The widow’s eye make-up had transferred itself to Marilyn Thompson’s handkerchief. ‘I keep breaking down,’ she said. ‘I can’t seem to stop myself.’
‘Yeah, but just reckon what you’ve been through, love.’
‘I don’t know what I’d do without you two.’
Pertwee said nothing but his baleful pugnacious look was absurd in its intensity and Wexford was almost embarrassed. He said lightly, ‘Does the name McCloy mean anything to you, Mr Pertwee?’
That it meant nothing, less than nothing, to Mrs Hatton he was sure at once. Of Pertwee and the girl he was less certain. The latter’s lower lip stuck out and her eyes flickered. For an instant she was a primitive creature looking for a hole to hide in. Pertwee had reddened, possibly only with anger at Wexford’s persistence.

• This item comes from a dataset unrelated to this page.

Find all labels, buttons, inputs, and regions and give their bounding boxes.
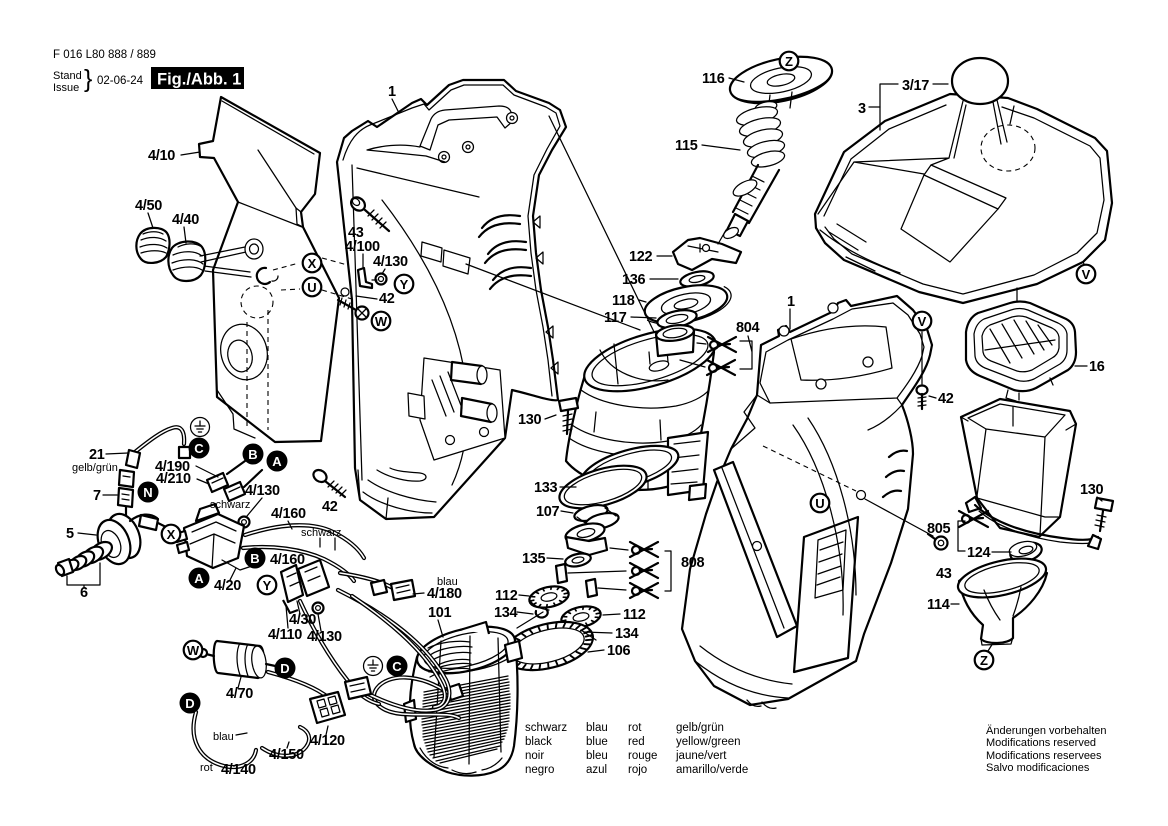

‘Sounds Irish,’ was all he said.
‘Doesn’t it also sound familiar?’
‘Not to me, I don’t know any McCloy. Never heard of him.’
‘Strange then that you should have discussed this Mr McCloy with your friends in the Dragon on Friday. Is he a local man?’
‘I told you I’d never heard of him.’ Pertwee bit his lip and looked down at his knees. Wexford watched him feel for the girl’s hand, but she was occupied with Mrs Hatton, dabbing at her face and smoothing her hair. Forsaken, deserted, the hand came up to Pertwee’s brow and pushed into the greasy black waves. ‘Can’t you leave us alone now?’ he pleaded and Wexford felt impotently that once again the man was enclosing himself within the unimpregnable defence of grief.
‘I never knew what went on on the lorries,’ he said. ‘I wasn’t Charlie’s only friend. He had hundreds of friends. Ask Jim Bardsley, ask Cullam.’ Pertwee’s eyes were glazed and dull. ‘Let someone else do dirt on his memory.’
Jim Bardsley had an apron tired round his waist. He moved gingerly about the kitchen, putting away crockery, as if he were afraid his touch might damage or contaminate the pristine glory of its equipment. The Hatton flat and the Cullam house had one thing in common, an automatic washing machine. Mrs Hatton had plenty besides mixers, electric tin openers, a steam iron as well as the huge scarlet refrigerator and the cooker with eye-level grill.
‘You transport this kind of stuff, don’t you, Mr Bardsley?’ Burden asked. ‘I suppose Mr Hatton got it wholesale.’
‘I daresay,’ Bardsley said cagily.
'Irons, electric fires and so on, was that the load you lost when Mr Hatton’s lorries were hi-jacked?’ Bardsley nodded unhappily. ‘Doubtless you were insured?’
‘Not the second time, not in March when they knocked it off at Stamford. I had to stand the loss myself.’ Bardsley untied his apron and hung up the tea cloth that appropriately enough in this flat, was a large linen facsimile of a pound note. ‘Set me back, I can tell you. I reckon poor old Charlie was glad I hadn’t taken him into partnership. Mind you, they found the lorry both times. It wasn’t damaged, just the stuff gone, that’s all. That second time Charlie’d pulled into a lay-by and gone to sleep at the wheel. The villains didn’t harm him, thank God. Just tied him up and put a gag in his mouth.’